Éste obedeció porque, en efecto, lo que más temía era dar un escándalo en público.
Una vez que estuvieron entre las paredes donde tan apasionadamente se habían amado, el barón lanzó en derredor una mirada de profunda sorpresa. Los cuadros, los caros espejos y la mayor parte del lujoso mobiliario había desaparecido.
—No los busques —advirtió su antigua amante sarcásticamente—, los he liquidado uno tras otro para no tener que venderme yo misma o tener que mendigar. Me habías dado caprichos de princesa, añadió con amargura, y trabajar me pareció que era degradante.
Desabrochando su abrigo se ofreció sin máscara alguna ante los ojos del barón cuyos labios temblaban.
—Como puedes observar —dijo—, vamos a tener un hijo. Bajo ninguna otra circunstancia, después de lo sucedido entre nosotros, habría acudido a ti. Pero esto es diferente. Este hijo nos llena de compromisos tanto a ti como a mí. Y el primero de los tuyos es que me tomes como esposa.
Los ojos del barón centellearon.
—Hubiera debido esperar algo de este tipo. Ahora bien, debes saber que no cederé a la amenaza. Sin embargo, estoy dispuesto a ayudarte, a proporcionarte una renta...
—No quiero tu oro, cortó la joven, es a ti a quien quiero, y tu nombre para nuestro hijo.
El barón lanzó una carcajada cínica.
—¡Pero estás completamente loca! Nadie se casa con las chicas de tu clase. ¡De verdad creías seriamente que daría el nombre que llevo a una amante!
Desesperada por la crueldad de su antiguo protector y enferma ante la certeza de que su causa estaba perdida, Anna empezó a llorar desconsolada.
—¡Ten cuidado! —dijo al fin, después de haber recobrado la calma mediante un poderoso esfuerzo de voluntad—, puedo ser para ti una esposa fiel y tierna. Ninguna de las princesas o condesas que frecuentas es capaz de acariciarte, besarte y satisfacer todos tus vicios como yo sé hacerlo. Acuérdate...

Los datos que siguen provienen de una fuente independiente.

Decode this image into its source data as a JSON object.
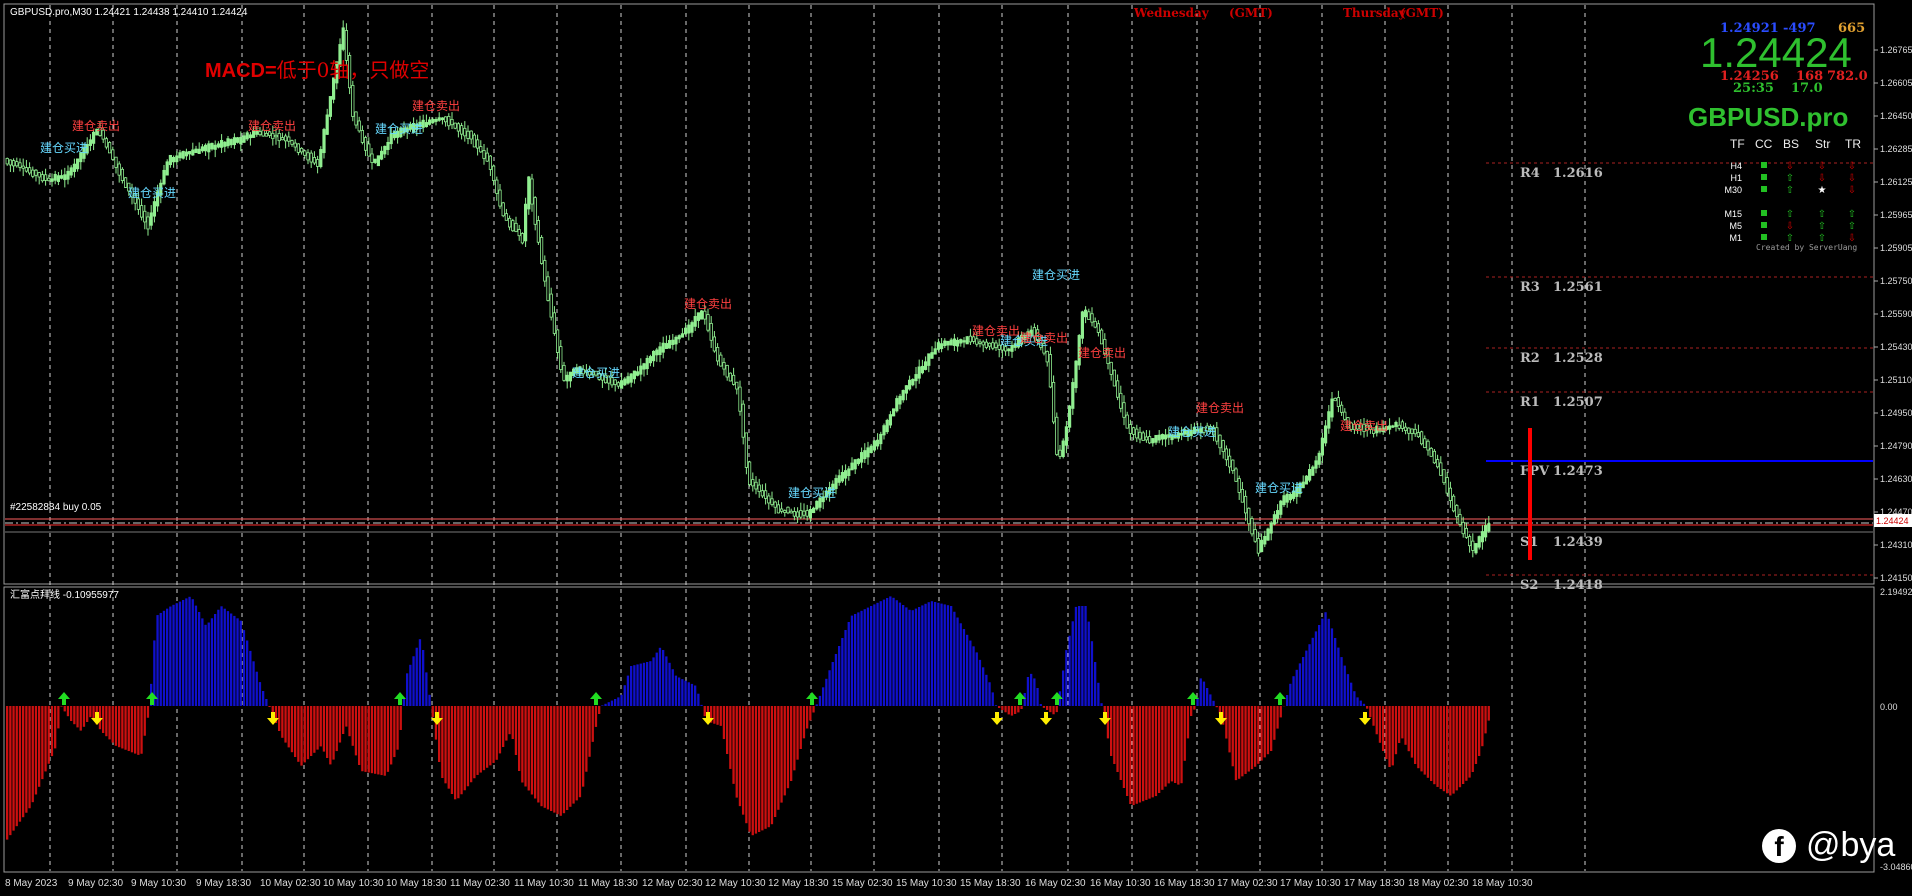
{
  "header": {
    "symbol_info": "GBPUSD.pro,M30  1.24421 1.24438 1.24410 1.24424",
    "session1": "Wednesday",
    "session1_tz": "(GMT)",
    "session2": "Thursday",
    "session2_tz": "(GMT)",
    "macd_note_prefix": "MACD=",
    "macd_note_rest": "低于0轴，只做空"
  },
  "order_label": "#22582884 buy 0.05",
  "indicator_label": "汇富点拜线 -0.10955977",
  "price_panel": {
    "bid": "1.24921",
    "change": "-497",
    "val": "665",
    "big_price": "1.24424",
    "low": "1.24256",
    "spread": "168",
    "range": "782.0",
    "timer": "25:35",
    "pips": "17.0",
    "symbol": "GBPUSD.pro",
    "headers": [
      "TF",
      "CC",
      "BS",
      "Str",
      "TR"
    ],
    "rows": [
      {
        "tf": "H4",
        "bs": "⇩",
        "str": "⇩",
        "tr": "⇩",
        "bs_c": "#d00000",
        "str_c": "#d00000",
        "tr_c": "#d00000"
      },
      {
        "tf": "H1",
        "bs": "⇧",
        "str": "⇩",
        "tr": "⇩",
        "bs_c": "#22c022",
        "str_c": "#d00000",
        "tr_c": "#d00000"
      },
      {
        "tf": "M30",
        "bs": "⇧",
        "str": "★",
        "tr": "⇩",
        "bs_c": "#22c022",
        "str_c": "#ffffff",
        "tr_c": "#d00000"
      },
      {
        "tf": "M15",
        "bs": "⇧",
        "str": "⇧",
        "tr": "⇧",
        "bs_c": "#22c022",
        "str_c": "#22c022",
        "tr_c": "#22c022"
      },
      {
        "tf": "M5",
        "bs": "⇩",
        "str": "⇧",
        "tr": "⇧",
        "bs_c": "#d00000",
        "str_c": "#22c022",
        "tr_c": "#22c022"
      },
      {
        "tf": "M1",
        "bs": "⇧",
        "str": "⇧",
        "tr": "⇩",
        "bs_c": "#22c022",
        "str_c": "#22c022",
        "tr_c": "#d00000"
      }
    ],
    "credit": "Created by ServerUang"
  },
  "pivots": [
    {
      "label": "R4",
      "value": "1.2616"
    },
    {
      "label": "R3",
      "value": "1.2561"
    },
    {
      "label": "R2",
      "value": "1.2528"
    },
    {
      "label": "R1",
      "value": "1.2507"
    },
    {
      "label": "FPV",
      "value": "1.2473"
    },
    {
      "label": "S1",
      "value": "1.2439"
    },
    {
      "label": "S2",
      "value": "1.2418"
    }
  ],
  "signals": {
    "buy": "建仓买进",
    "sell": "建仓卖出"
  },
  "price_axis": [
    "1.26765",
    "1.26605",
    "1.26450",
    "1.26285",
    "1.26125",
    "1.25965",
    "1.25905",
    "1.25750",
    "1.25590",
    "1.25430",
    "1.25110",
    "1.24950",
    "1.24790",
    "1.24630",
    "1.24470",
    "1.24310",
    "1.24150"
  ],
  "current_price_tag": "1.24424",
  "indicator_axis": [
    "2.194920",
    "0.00",
    "-3.04860"
  ],
  "time_axis": [
    "8 May 2023",
    "9 May 02:30",
    "9 May 10:30",
    "9 May 18:30",
    "10 May 02:30",
    "10 May 10:30",
    "10 May 18:30",
    "11 May 02:30",
    "11 May 10:30",
    "11 May 18:30",
    "12 May 02:30",
    "12 May 10:30",
    "12 May 18:30",
    "15 May 02:30",
    "15 May 10:30",
    "15 May 18:30",
    "16 May 02:30",
    "16 May 10:30",
    "16 May 18:30",
    "17 May 02:30",
    "17 May 10:30",
    "17 May 18:30",
    "18 May 02:30",
    "18 May 10:30"
  ],
  "watermark": "@bya",
  "colors": {
    "bull": "#90ee90",
    "bear": "#d00000",
    "hist_pos": "#1010cc",
    "hist_neg": "#cc1010",
    "buy_text": "#66d9ff",
    "sell_text": "#ff4040",
    "pivot_line": "#0000ff"
  }
}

El barón, exasperado por esta insistencia se limitó a alzar los hombros. Anna le retuvo aferrándose a uno de sus brazos.
—Me conoces —insistió con voz grave—, tengo carácter y no dejaré que me traiciones. Me vengaré.
Steinfeld se soltó violentamente.
—No tendrás nada y no te tengo ningún miedo. ¿Acaso imaginas que me he creído por un sólo instante esa fábula de que el hijo que esperas es mío?
Llena de rabia por ese desprecio cruelmente exhibido, herida en su orgullo, no pudiendo contener por más tiempo su natural violencia de carácter se abalanzó sobre el barón. A pesar de que éste dio un salto hacia atrás, las afiladas uñas lanzadas como zarpas le arañaron el rostro e hicieron aflorar la sangre.
—¡Lárgate! —gritó casi en el borde del histerismo—, ¡sal de aquí y de mi vida para siempre!
Steinfeld, satisfecho de dar por concluida la escena volvió la espalda y se fue sin lástima ni remordimiento.
Tres semanas después se casaba con la condesa Thurn en la catedral y la joven pareja, tras concluir la ceremonia, emprendía camino hacia París donde iban a pasar la luna de miel.
Anna Klauer, repuesta de su abatimiento inicial, hizo frente a la situación con la energía que le era característica. Había trazado ya en su mente todo un plan de actuación y estaba dispuesta a ejecutarlo hasta el fin con feroz determinación. Y, por supuesto, incluía éste la comisión de crímenes inexplicables.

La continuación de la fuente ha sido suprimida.